Sandy Beasley, my birding buddy from Georgia, and I arrived on the evening of May 13.  I had heard about Magee Marsh for years, but hesitated to visit because of the crowds.  Those fears were not justified.  The State of Ohio did an outstanding job making the site accessible to visitors.  The parking lots are large and well laid-out, there are a sufficient number of porta-potties and they are extremely well maintained.  And the wide boardwalk itself comfortably accommodates a large number of people.  Most importantly, I was surprised to discover that the other birders actually enhanced my experience.  People were friendly and readily shared information.  The only “traffic jam” that I encountered was when a Black-billed Cuckoo was sighted.  Once I said “life bird”, someone pushed me to the front of the crowd and gave detailed directions for finding the bird.  Birders of all levels and from all over the country come to Magee to enjoy the spectacle of spring migration.  I frequently encountered groups of people intently looking in a particular direction.  When I asked what they were watching, the answers varied from “Mourning Warbler” to “there’s a Robin down there” to “I don’t know what the others see”.  As an intermediate level birder, I had the fun of both being helped (such as confirmation of my life Philadelphia Vireo) as well as helping others with finding birds and identification.

Black-throated Green Warbler

Black-throated Green Warbler

On our first amazing day at Magee, we enjoyed many close views of warblers.  One of my favorites was the Black-throated Green Warbler who flitted around just a few feet from me and even perched on the boardwalk rail for a moment.

Another crowd pleaser was this cooperative Blackburnian Warbler who also showed off for everyone close by.

Blackburnian Warbler

Blackburnian Warbler

The highlight of the day for both Sandy and me was a female Kirtland’s Warbler on the beach.  Kirtland’s Warbler is rare at Magee and cannot be expected every year, so we were thrilled to see it, a life bird for both of us.

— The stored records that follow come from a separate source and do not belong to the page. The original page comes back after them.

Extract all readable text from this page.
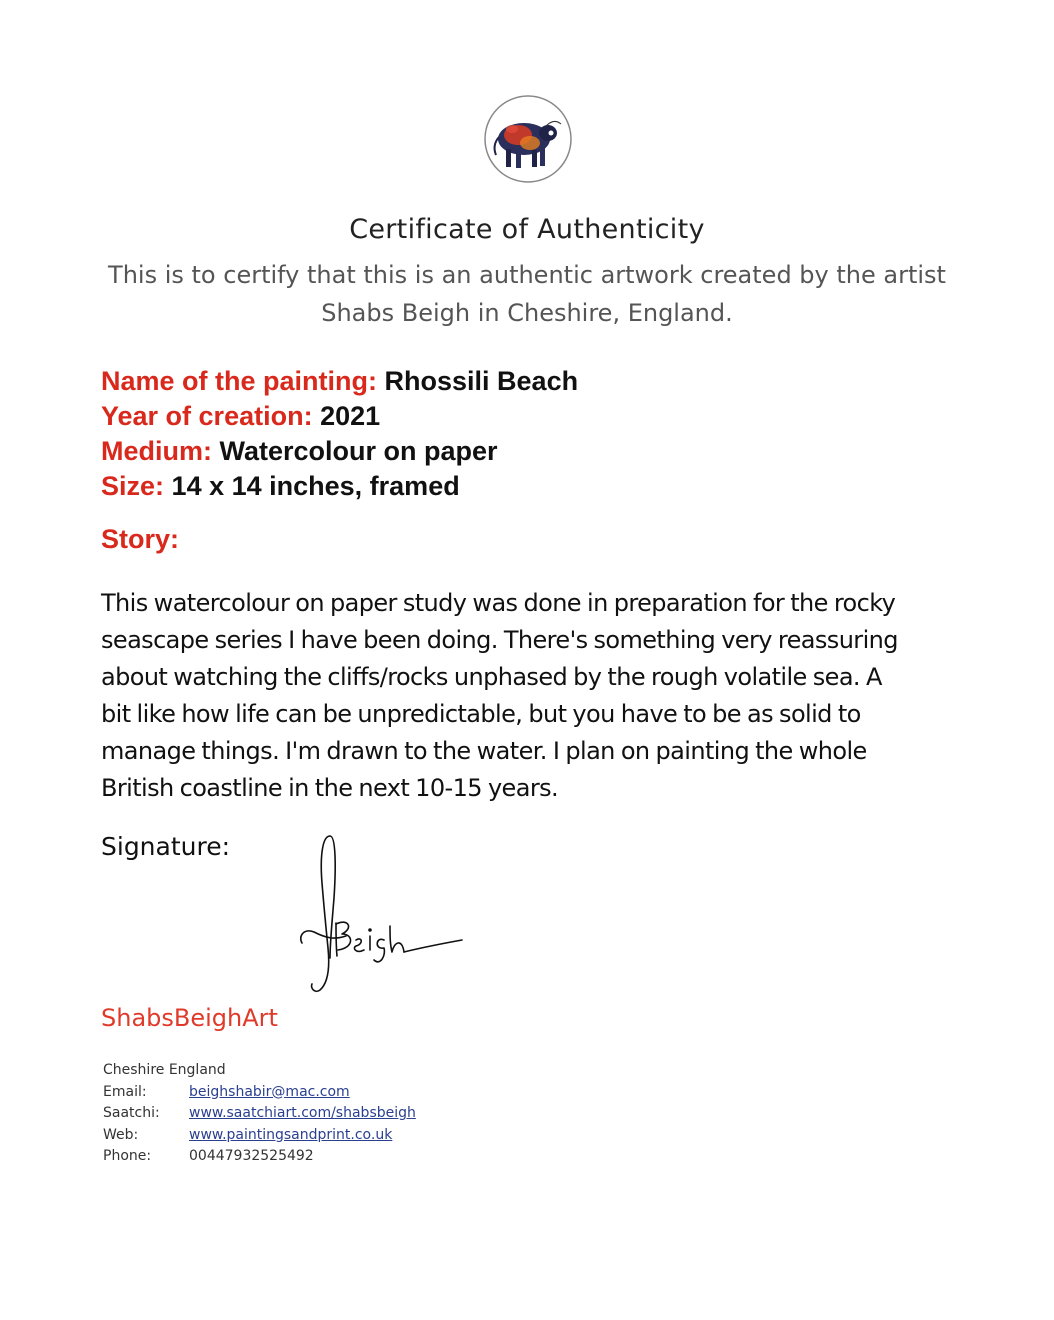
Certificate of Authenticity
This is to certify that this is an authentic artwork created by the artist
Shabs Beigh in Cheshire, England.
Name of the painting: Rhossili Beach
Year of creation: 2021
Medium: Watercolour on paper
Size: 14 x 14 inches, framed
Story:
This watercolour on paper study was done in preparation for the rocky
seascape series I have been doing. There's something very reassuring
about watching the cliffs/rocks unphased by the rough volatile sea. A
bit like how life can be unpredictable, but you have to be as solid to
manage things. I'm drawn to the water. I plan on painting the whole
British coastline in the next 10-15 years.
Signature:
ShabsBeighArt
Cheshire England
Email:	beighshabir@mac.com
Saatchi:	www.saatchiart.com/shabsbeigh
Web:	www.paintingsandprint.co.uk
Phone:	00447932525492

The day ended with an American Woodcock alternately sleeping, preening, and posing for photos right next to the east end of the boardwalk.

Woodcock

American Woodcock

Our second day was equally wonderful and again we saw many beautiful warblers and other birds.  Several Baltimore Orioles brightened the scene and were easy to photograph thanks to the oranges that had been strategically placed for them.  We were also treated to another Kirtland’s Warbler, a male this time, identified as a first year bird by experienced birders.

Baltimore Oriole

Baltimore Oriole

Mid-afternoon Sandy went back to the hotel with Barbara, a birder we met who had driven 11 hours from Boston.  I birded a little longer and saw a Sora near the boardwalk.  Then, I, too, returned to the hotel for dinner with Sandy and Barbara to end another perfect day.

Sora

Sora

The following morning, Sandy, Barbara, and I decided to bird another area so we headed to Maumee Bay State Park.  Maumee Bay has an even longer boardwalk than Magee – 2 miles!  It was quieter than Magee had been, but we enjoyed a pleasant day and the simple pleasures of a Blue-gray Gnatcatcher on the nest, a Great Crested Flycatcher calling over the wetlands, Common Yellowthroats everywhere.  And we added a few birds to our trip list.

Purple Martins

A Purple Martin pair on the “front porch” of their house outside the Nature Center at Maumee Bay State Park.

Deer in the woods at Maumee Bay State Park

Deer in the woods at Maumee Bay State Park

On day four of the trip, we went back to Magee Marsh and saw almost no warblers in an hour’s birding.  The weather must have favored their continued journey north and had not brought in replacements.  We quickly changed plans and drove south towards Shawnee State Forest.  Magee Marsh had exceeded our expectations in every way.  Sandy and I both plan to visit “Disneyland for Birders” again.

Sandy and Shelley at Magee Marsh

Sandy and Shelley at Magee Marsh

I used the website Birding Magee Marsh for trip planning.  I wish that I had seen the info on Tips for reporting bird sightings at Magee Marsh Wildlife Area to eBird before the trip so that I could have kept better lists.  There is no general hot spot for “Magee Marsh” because it spans two counties.  For a detailed and interesting article about Magee Marsh by Kenn Kaufman, see Magee – Anatomy of a Migrant Hotspot.